Charles Morris

Personal information
- Full name: Charles Richard Morris
- Born: 26 August 1880 Nottingham, Nottinghamshire, England
- Died: 10 August 1947 (aged 66) Hampstead, London, England
- Batting: Right-handed

Domestic team information
- 1902–1904: Nottinghamshire

Career statistics
| Competition | First-class |
| Matches | 5 |
| Runs scored | 63 |
| Batting average | 9.00 |
| 100s/50s | –/– |
| Top score | 24* |
| Balls bowled | – |
| Wickets | – |
| Bowling average | – |
| 5 wickets in innings | – |
| 10 wickets in match | – |
| Best bowling | – |
| Catches/stumpings | 5/– |
- Source: Cricinfo, 23 May 2012

= Charles Morris (cricketer, born 1880) =

English cricketer

Charles Richard Morris (26 August 1880 - 10 August 1947) was an English cricketer. Morris was a right-handed batsman. He was born at Nottingham, Nottinghamshire.
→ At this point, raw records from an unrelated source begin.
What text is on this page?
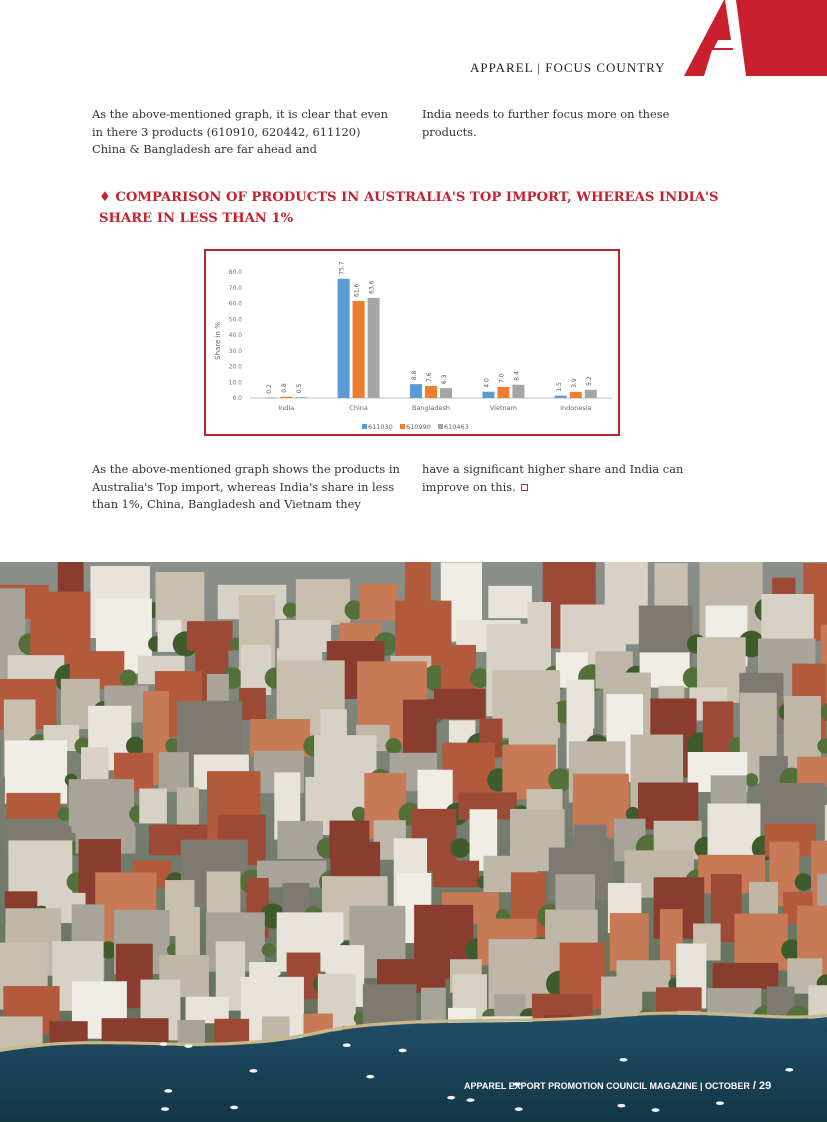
APPAREL | FOCUS COUNTRY
As the above-mentioned graph, it is clear that even in there 3 products (610910, 620442, 611120) China & Bangladesh are far ahead and
India needs to further focus more on these products.
♦ COMPARISON OF PRODUCTS IN AUSTRALIA'S TOP IMPORT, WHEREAS INDIA'S SHARE IN LESS THAN 1%
Share in %
0.0
10.0
20.0
30.0
40.0
50.0
60.0
70.0
80.0
India
0.2 0.8 0.5
China
75.7
61.6 63.6
Bangladesh
8.8 7.6 6.3
Vietnam
4.0 7.0 8.4
Indonesia
1.5 3.9 5.2
611030 610990 610463
As the above-mentioned graph shows the products in Australia's Top import, whereas India's share in less than 1%, China, Bangladesh and Vietnam they
have a significant higher share and India can improve on this.
APPAREL EXPORT PROMOTION COUNCIL MAGAZINE | OCTOBER / 29
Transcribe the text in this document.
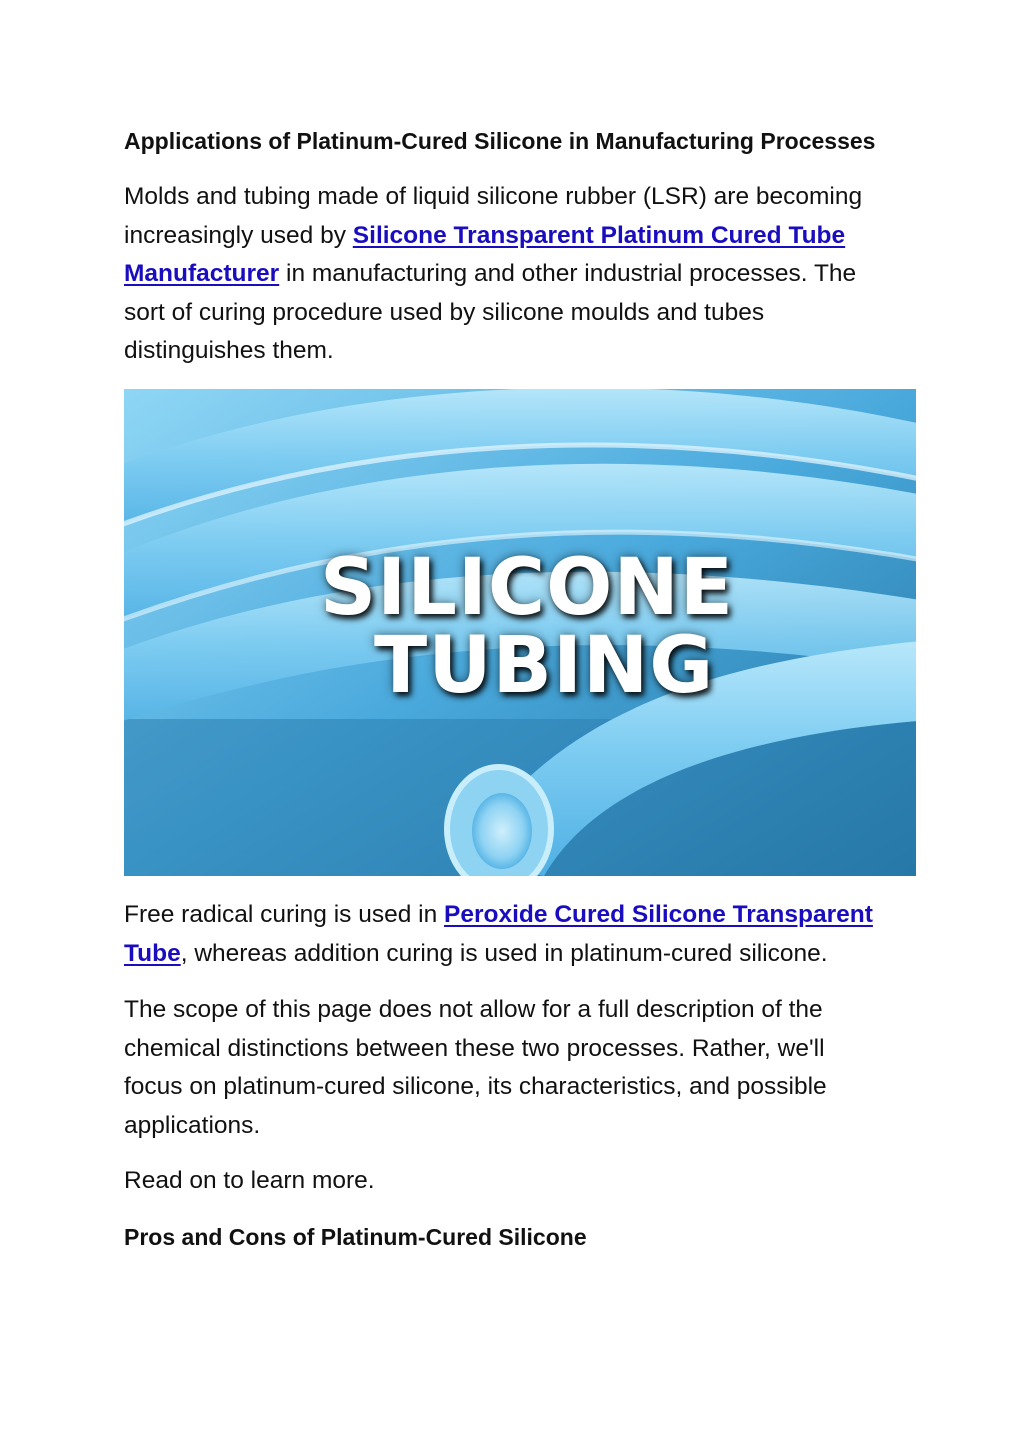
Applications of Platinum-Cured Silicone in Manufacturing Processes

Molds and tubing made of liquid silicone rubber (LSR) are becoming increasingly used by Silicone Transparent Platinum Cured Tube Manufacturer in manufacturing and other industrial processes. The sort of curing procedure used by silicone moulds and tubes distinguishes them.

SILICONE
TUBING

Free radical curing is used in Peroxide Cured Silicone Transparent Tube, whereas addition curing is used in platinum-cured silicone.

The scope of this page does not allow for a full description of the chemical distinctions between these two processes. Rather, we'll focus on platinum-cured silicone, its characteristics, and possible applications.

Read on to learn more.

Pros and Cons of Platinum-Cured Silicone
Morris made his first-class debut for Nottinghamshire against Lancashire at Old Trafford in the 1902 County Championship. He made four further first-class appearances, all of which came in the 1904 County Championship, with his final appearance coming against Sussex at Trent Bridge. In his five first-class appearances for Nottinghamshire, he scored a total of 63 runs at an average of 9.00, with a high score of 24 not out.

He died at Hampstead, London, on 10 August 1947.